Georges Dallemagne: « On ne peut pas applaudir Zelensky un jour et ne pas agir le lendemain »

« Il doit y avoir un avant et un après discours du président ukrainien, on ne peut pas faire que l’écouter gentiment, l’applaudir et ne pas agir. Nous avons une part de responsabilité », a lancé le député belge sur DH Radio ce matin, au lendemain de la prise de parole de Zelensky dans l’hémicycle belge.

Georges Dallemagne a plaidé pour de nouvelles sanctions de la part de notre pays, dans des domaines cités par le président ukrainien dans son discours.

« Jusqu’à présent, nous avons pris des sanctions qui ne nous coûtaient pas grand-chose sur le plan économique », a expliqué le député. « Il faut rappeler que 3/4 des produits russes échangés vers la Belgique ce sont les hydrocarbures, le gaz et les diamants. Je pense que c’est dans ces domaines-là qu’il faut agir maintenant ».

Et de poursuivre en rappelant l’urgence de la situation. « Ce qui est en jeu, c’est la fin de la tyrannie russe sur l’Ukraine, la fin du bain de sang, du massacre qui a lieu. C’est aussi la sécurité de l’Europe qui est en jeu, ce sont nos libertés qui sont en danger. S’il faut faire un peu mal à notre économie pour défendre cela, il faut le faire », estime-t-il.

« Nous avons d’abord abandonné l’Ukraine »

Déçu de la réaction du Premier ministre Alexander De Croo, qui n’a pas embrayé sur certaines demandes de Volodymyr Zelensky? Le député botte en touche. « Au-delà des acclamations d’hier, il faut prendre la mesure du fait que nous n’arrivons pas à arrêter l’offensive. Des mesures supplémentaires sont importantes », se contente-t-il de dire.

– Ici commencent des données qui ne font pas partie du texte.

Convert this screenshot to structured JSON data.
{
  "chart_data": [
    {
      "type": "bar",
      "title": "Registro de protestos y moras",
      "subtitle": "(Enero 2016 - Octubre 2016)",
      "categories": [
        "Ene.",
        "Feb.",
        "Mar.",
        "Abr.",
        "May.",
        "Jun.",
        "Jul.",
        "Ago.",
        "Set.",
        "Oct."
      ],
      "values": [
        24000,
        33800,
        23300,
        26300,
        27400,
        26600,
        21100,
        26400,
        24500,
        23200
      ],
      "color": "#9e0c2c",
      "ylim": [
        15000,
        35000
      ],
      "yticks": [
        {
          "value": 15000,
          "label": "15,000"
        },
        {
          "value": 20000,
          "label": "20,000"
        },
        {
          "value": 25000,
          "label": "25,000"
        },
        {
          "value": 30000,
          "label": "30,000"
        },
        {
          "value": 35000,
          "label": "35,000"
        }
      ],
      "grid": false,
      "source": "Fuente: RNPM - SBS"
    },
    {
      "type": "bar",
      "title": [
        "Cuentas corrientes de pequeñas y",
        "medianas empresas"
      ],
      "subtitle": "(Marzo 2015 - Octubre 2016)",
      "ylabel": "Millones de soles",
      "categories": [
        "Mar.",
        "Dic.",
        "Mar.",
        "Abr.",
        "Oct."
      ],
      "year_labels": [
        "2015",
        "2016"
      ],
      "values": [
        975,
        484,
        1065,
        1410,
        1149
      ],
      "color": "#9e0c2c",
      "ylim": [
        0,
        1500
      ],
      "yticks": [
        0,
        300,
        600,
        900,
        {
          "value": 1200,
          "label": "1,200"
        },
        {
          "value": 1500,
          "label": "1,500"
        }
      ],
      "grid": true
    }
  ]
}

Mais il n’oublie pas de rappeler que notre pays a agi tardivement. « Nous avons d’abord abandonné l’Ukraine, nous avons réagi très tard. Il a fallu attendre que ce conflit devienne aussi sanglant pour avoir une réaction ».

Investir dans la Défense

Interrogé par Maxime Binet sur l’état de notre armée, Georges Dallemagne n’a pas mâché ses mots. « On est les derniers de la classe de l’OTAN, on n’est pas à la hauteur des enjeux. Nos investissements dans la Défense, cela représente, si on enlève les pensions des militaires, 0,8% de notre budget, alors que l’on devrait être à 2%. On a une armée en grande détresse aujourd’hui ».

Il rappelle par exemple ce cas emblématique de l’évolution de notre Défense, avec le contrat pour une trentaine d’avions F-35, qualifié de « contrat du siècle ».

« On a divisé par trois le nombre d’avions de chasse dont nous disposerons à l’avenir, après ce contrat. C’est symbolique du désinvestissement dans nos forces armées ».

Pour conclure, l’ex-cdH appelle à une plus grande coopération militaire au sein de l’Europe. « Notre armée doit être intégrée dans une Défense européenne. Car nous avons dû dépendre, avec la crise en Ukraine, des États-Unis. Ils ont 100.000 hommes déployés sur le continent, nous en avons envoyé 500 à la frontière avec l’Ukraine. Il est temps que nous assurions la sécurité du continent européen. Si l’Ukraine rentre dans l’Union européenne, il faudra que nous puissions assurer sa défense. Voilà un enjeu très concret pour demain ».